The script that the actors used was a combination of playwright Qui Nguyen’s original dialogue and the Zoom adaptation, which was based on the show’s Young Adventurers Edition and produced in collaboration with director Jared Mezzocchi.
Mezzocchi and co-director Lisa Nathans considered the production an experiment which sought to answer three essential questions.
“During a COVID-19 world, can live theatre still exist in a real way?,” asked Nathans.
“Can the human essence truly be captured in pixels?,” added Mezzocchi. “Can a community come together in their own isolated space to have one communal experience?”
In the end, the answers were clear: yes, yes and yes.
“The tears that were leaving people’s eyes [after the show] said it all. We were incredibly proud of each other and we came a long way. We struggled with a lot of things, a lot of different adjustments and we were just really proud. We were very excited to share that with everybody,” said Williams.
The cast and crew agreed that they had created a blueprint for what live theatre might look like in these uncertain times.
“I think now the whole country knows because of us that this is even possible,” said Williams.
The students also recognized that there may even be some benefits to going virtual. For example, the reach of a virtual show is much broader than that of an in-person one.
“I think it’s a great thing that it was online because everybody who has a computer or a phone and access to the link can be engaged … some of my family doesn’t get to come out and see me perform as often as I would like, and now there’s no excuses,” said Williams.
Alberg touched on the increased accessibility of virtual shows, which can be enhanced by closed captioning and accessed by those whose special needs may otherwise prevent them from physically sitting in an audience.
“Especially now that so many theatre professionals are out of work, we know now that it doesn’t have to be the end of [full-fledged performance] … If we can keep working towards this, it could become something really cool in the future especially for accessibility needs,” added Alberg. “It was something that started out as a stressful ‘I don’t know if we’re gonna be able to do this’ thing that turned into ‘maybe this could be the beginning of changing performance in the future even after this pandemic is over and we can go back to interacting with human beings in public again.”
The show, like any other live performance, was not perfect. At times, the volume of the music overpowered the actors’ voices. The Snapchat lenses would occasionally disappear from an actor’s face when they turned to the side, only to reappear when they faced forward. But the show was a reminder of why the students of the School of Theatre, Dance, and Performance Studies chose the career path they did.
Performance art has the ability to awe, to expose audiences to new perspectives and to transport people into a different reality. But it exists chiefly as a means of bringing people together. And this is exactly what the cast and crew of “She Kills Monsters” accomplished – thousands of people all over the world, experiencing one of the most trying events in recent memory, sharing an hour of respite from their seclusion and supporting the next generation of artists in the process.

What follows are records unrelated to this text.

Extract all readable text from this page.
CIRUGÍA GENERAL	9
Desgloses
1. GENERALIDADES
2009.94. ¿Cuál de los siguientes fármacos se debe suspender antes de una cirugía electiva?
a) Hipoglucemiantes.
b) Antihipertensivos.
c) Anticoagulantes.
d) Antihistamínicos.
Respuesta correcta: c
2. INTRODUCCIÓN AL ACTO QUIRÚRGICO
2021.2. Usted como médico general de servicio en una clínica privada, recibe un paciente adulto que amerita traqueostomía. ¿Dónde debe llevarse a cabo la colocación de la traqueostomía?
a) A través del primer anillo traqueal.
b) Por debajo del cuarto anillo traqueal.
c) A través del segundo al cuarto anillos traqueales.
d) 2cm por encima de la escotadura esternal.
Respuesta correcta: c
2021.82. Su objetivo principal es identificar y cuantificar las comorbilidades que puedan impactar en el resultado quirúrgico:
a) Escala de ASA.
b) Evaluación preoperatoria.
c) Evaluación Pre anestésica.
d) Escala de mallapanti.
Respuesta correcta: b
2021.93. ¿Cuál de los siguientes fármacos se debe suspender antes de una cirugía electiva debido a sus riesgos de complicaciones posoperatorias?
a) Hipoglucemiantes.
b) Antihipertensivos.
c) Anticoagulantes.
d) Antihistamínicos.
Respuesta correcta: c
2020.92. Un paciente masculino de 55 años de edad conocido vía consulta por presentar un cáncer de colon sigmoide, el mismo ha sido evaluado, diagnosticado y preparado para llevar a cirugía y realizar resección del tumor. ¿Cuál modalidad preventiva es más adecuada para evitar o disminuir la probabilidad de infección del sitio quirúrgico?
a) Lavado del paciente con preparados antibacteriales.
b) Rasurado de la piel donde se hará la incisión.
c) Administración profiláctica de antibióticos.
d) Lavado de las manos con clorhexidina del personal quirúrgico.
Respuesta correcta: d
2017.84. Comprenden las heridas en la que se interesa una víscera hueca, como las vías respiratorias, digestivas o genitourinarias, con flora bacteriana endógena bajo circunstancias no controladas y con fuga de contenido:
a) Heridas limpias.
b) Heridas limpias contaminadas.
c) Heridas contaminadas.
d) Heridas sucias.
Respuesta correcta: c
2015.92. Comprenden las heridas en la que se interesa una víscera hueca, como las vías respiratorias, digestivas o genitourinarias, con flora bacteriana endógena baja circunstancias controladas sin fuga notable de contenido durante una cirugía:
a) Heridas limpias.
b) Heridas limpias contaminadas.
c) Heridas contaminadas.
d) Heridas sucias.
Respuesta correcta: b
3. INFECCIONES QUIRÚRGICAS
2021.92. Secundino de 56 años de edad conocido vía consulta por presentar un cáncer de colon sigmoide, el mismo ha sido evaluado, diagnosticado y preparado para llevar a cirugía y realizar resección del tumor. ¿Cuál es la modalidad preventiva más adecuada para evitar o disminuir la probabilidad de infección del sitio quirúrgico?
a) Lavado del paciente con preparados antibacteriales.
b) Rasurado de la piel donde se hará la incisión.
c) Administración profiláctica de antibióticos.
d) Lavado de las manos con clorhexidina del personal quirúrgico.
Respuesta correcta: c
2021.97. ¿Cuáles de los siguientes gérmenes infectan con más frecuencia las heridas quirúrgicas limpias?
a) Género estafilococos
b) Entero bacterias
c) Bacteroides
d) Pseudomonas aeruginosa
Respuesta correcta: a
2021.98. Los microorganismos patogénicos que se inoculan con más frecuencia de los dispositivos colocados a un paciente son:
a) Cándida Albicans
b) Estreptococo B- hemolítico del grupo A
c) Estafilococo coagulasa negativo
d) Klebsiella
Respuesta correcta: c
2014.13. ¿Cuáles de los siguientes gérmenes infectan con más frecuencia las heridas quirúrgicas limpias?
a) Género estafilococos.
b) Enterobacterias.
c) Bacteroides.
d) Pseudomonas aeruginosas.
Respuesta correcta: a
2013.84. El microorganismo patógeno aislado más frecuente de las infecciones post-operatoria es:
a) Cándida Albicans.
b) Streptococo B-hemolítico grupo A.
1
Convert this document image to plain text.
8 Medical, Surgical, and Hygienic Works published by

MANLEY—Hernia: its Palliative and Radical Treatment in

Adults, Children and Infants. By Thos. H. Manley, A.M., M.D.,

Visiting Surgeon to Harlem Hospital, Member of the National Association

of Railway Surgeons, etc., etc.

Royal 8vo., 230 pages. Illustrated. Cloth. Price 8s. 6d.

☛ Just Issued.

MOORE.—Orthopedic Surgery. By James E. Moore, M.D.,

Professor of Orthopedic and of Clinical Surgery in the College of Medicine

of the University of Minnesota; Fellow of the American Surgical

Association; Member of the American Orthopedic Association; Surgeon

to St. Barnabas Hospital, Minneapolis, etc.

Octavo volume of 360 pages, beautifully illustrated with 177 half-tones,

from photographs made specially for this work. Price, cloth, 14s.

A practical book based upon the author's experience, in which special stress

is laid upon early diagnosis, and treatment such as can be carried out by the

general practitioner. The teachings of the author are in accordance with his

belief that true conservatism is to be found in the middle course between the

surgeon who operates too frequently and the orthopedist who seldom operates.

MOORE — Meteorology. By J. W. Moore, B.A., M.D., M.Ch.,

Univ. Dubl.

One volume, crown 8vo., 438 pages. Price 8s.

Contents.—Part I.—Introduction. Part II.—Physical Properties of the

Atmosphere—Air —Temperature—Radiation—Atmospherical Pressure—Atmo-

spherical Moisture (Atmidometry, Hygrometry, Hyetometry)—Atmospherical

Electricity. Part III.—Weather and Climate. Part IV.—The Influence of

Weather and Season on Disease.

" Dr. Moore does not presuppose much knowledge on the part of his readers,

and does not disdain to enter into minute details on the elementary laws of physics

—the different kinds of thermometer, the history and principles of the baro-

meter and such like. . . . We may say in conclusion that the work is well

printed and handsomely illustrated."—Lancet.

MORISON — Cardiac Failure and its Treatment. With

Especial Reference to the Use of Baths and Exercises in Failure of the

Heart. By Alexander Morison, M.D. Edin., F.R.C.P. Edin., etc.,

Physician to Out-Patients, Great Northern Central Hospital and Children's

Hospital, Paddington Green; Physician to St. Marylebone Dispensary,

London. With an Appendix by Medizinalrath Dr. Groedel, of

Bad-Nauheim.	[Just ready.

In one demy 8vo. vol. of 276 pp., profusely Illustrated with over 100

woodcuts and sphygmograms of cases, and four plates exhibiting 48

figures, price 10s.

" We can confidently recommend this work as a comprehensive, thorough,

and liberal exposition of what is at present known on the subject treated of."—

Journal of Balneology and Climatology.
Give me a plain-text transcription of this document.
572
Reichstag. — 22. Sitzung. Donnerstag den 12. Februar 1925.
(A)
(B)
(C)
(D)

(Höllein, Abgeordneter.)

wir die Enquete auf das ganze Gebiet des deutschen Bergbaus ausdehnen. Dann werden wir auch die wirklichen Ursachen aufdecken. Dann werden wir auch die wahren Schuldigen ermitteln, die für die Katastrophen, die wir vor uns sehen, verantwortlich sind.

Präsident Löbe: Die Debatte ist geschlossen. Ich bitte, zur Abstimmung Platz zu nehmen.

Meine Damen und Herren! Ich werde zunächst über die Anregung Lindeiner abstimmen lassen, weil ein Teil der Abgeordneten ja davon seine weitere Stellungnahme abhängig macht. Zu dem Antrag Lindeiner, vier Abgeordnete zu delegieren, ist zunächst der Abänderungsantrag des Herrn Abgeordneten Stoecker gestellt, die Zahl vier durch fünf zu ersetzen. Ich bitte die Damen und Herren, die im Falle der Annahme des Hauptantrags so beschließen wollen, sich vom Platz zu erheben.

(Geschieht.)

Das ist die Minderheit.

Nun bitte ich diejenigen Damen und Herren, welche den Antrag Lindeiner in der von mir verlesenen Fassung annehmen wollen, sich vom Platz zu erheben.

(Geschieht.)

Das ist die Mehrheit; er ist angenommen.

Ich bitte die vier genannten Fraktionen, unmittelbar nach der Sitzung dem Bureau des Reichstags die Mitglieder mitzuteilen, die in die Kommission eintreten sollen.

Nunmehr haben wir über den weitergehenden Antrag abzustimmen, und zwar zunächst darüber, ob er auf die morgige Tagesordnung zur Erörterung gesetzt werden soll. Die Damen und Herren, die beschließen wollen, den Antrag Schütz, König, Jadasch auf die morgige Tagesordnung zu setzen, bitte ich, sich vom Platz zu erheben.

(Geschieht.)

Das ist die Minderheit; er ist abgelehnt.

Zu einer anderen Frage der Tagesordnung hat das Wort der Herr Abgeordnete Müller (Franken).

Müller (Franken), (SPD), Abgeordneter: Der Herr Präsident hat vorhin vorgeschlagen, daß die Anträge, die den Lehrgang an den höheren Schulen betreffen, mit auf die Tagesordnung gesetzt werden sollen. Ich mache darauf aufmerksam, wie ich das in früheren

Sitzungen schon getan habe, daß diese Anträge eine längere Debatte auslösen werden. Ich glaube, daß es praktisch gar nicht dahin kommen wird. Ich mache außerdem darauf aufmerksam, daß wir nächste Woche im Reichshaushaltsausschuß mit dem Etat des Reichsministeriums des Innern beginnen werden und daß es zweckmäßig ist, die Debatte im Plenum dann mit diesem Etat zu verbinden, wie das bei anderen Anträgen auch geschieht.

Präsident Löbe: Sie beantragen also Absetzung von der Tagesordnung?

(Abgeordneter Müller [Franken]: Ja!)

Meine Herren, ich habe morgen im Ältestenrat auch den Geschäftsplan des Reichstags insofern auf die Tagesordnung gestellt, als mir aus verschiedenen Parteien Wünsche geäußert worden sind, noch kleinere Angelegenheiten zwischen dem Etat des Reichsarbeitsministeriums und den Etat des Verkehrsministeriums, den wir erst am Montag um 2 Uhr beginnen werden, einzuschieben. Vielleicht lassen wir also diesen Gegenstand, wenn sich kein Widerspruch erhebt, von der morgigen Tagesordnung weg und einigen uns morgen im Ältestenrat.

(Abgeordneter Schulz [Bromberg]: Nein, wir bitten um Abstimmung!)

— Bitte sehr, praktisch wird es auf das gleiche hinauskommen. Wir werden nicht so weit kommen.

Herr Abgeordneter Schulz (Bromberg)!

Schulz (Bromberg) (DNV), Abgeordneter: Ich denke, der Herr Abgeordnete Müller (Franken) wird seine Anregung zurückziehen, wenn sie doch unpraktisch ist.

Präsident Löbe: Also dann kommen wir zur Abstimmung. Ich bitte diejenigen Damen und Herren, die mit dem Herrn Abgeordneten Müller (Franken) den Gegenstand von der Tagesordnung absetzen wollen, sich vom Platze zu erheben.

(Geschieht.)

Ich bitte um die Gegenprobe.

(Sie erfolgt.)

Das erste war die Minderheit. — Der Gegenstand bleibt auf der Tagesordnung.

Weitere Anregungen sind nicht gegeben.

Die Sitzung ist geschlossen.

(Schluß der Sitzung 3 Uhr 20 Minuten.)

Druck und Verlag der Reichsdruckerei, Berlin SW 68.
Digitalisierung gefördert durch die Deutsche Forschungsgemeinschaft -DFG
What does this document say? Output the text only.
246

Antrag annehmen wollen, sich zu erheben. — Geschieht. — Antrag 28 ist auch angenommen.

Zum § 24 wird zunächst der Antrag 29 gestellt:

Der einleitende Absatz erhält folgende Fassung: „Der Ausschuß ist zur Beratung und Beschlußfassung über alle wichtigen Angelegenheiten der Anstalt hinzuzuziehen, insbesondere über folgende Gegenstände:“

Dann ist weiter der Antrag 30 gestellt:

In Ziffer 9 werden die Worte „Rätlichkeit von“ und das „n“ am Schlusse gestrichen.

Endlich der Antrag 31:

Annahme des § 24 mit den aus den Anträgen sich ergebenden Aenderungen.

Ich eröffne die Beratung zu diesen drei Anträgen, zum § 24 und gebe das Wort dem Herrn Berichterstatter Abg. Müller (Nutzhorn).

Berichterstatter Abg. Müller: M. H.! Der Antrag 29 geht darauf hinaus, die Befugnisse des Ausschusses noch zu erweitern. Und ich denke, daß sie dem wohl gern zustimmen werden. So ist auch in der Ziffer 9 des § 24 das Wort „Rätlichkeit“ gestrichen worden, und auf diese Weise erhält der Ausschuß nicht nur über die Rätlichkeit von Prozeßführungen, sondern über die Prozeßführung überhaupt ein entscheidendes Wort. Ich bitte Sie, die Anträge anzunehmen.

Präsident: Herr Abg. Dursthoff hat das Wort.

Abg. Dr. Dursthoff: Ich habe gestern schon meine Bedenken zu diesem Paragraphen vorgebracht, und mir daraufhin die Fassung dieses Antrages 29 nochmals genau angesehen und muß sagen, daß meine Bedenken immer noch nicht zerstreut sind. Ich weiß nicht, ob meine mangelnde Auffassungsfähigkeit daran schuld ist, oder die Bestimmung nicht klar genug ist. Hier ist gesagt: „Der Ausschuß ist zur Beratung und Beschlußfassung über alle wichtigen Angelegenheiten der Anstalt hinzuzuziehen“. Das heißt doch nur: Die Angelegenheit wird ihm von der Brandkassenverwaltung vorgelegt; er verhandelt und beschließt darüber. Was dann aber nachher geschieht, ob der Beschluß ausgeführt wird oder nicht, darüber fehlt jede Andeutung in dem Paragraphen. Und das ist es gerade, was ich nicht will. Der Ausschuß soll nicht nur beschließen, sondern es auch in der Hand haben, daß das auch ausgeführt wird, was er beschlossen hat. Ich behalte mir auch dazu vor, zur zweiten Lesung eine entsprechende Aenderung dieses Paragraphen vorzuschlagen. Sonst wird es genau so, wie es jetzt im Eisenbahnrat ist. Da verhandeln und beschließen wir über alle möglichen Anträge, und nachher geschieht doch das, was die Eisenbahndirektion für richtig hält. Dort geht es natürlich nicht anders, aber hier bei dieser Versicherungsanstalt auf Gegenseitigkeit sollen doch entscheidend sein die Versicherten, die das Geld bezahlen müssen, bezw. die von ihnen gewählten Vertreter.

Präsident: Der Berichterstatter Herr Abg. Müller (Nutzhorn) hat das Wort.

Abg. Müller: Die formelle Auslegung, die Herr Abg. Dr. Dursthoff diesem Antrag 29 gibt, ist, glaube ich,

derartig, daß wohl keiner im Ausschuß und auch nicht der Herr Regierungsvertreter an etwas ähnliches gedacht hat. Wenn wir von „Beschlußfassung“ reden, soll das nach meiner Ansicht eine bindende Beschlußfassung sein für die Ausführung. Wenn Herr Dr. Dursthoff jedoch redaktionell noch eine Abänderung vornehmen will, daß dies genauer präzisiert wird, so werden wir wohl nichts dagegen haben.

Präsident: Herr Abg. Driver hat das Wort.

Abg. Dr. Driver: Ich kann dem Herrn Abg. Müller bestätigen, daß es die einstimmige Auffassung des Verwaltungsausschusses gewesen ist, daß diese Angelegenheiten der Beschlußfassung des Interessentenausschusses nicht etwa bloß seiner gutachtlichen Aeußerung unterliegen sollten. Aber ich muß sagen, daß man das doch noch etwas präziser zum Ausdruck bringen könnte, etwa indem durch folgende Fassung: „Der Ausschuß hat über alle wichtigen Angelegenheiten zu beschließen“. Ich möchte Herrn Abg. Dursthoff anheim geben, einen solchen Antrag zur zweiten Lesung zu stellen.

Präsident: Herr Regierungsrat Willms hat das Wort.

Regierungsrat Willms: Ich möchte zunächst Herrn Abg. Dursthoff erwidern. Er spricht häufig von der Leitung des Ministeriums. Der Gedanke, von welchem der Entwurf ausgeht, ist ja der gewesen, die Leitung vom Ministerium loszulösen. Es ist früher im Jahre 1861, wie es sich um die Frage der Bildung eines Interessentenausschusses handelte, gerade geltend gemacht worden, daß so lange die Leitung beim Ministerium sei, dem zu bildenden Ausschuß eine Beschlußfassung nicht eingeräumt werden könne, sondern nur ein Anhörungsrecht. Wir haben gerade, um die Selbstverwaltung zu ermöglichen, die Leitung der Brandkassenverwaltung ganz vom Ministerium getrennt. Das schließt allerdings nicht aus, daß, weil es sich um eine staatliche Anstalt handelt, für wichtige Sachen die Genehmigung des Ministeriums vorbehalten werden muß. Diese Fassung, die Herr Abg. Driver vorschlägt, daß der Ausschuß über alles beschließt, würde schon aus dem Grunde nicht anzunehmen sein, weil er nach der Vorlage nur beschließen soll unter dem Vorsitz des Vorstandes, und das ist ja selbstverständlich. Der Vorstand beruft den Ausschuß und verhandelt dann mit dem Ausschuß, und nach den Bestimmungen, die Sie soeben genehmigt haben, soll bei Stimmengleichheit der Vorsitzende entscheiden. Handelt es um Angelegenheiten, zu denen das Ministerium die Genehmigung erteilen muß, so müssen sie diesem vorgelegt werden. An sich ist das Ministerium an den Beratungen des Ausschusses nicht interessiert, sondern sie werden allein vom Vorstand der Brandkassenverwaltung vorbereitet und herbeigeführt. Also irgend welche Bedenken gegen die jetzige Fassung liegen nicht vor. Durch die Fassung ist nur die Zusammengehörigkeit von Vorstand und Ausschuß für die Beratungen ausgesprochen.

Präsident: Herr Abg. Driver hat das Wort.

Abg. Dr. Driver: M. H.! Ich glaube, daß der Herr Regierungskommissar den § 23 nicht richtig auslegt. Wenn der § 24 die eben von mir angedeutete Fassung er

Ceoli Jacoby is a sophomore in the University of Maryland’s Philip Merrill College of Journalism. On campus, she is a features writer for Stories Beneath the Shell and a section editor at Unwind Magazine. She is also a member of Mezumenet, UMD’s all-female Jewish a cappella group. During the Fall 2020 semester, she was an intern at Mid-Atlantic Media, where she contributed to both Washington FAMILY Magazine and Montgomery Magazine.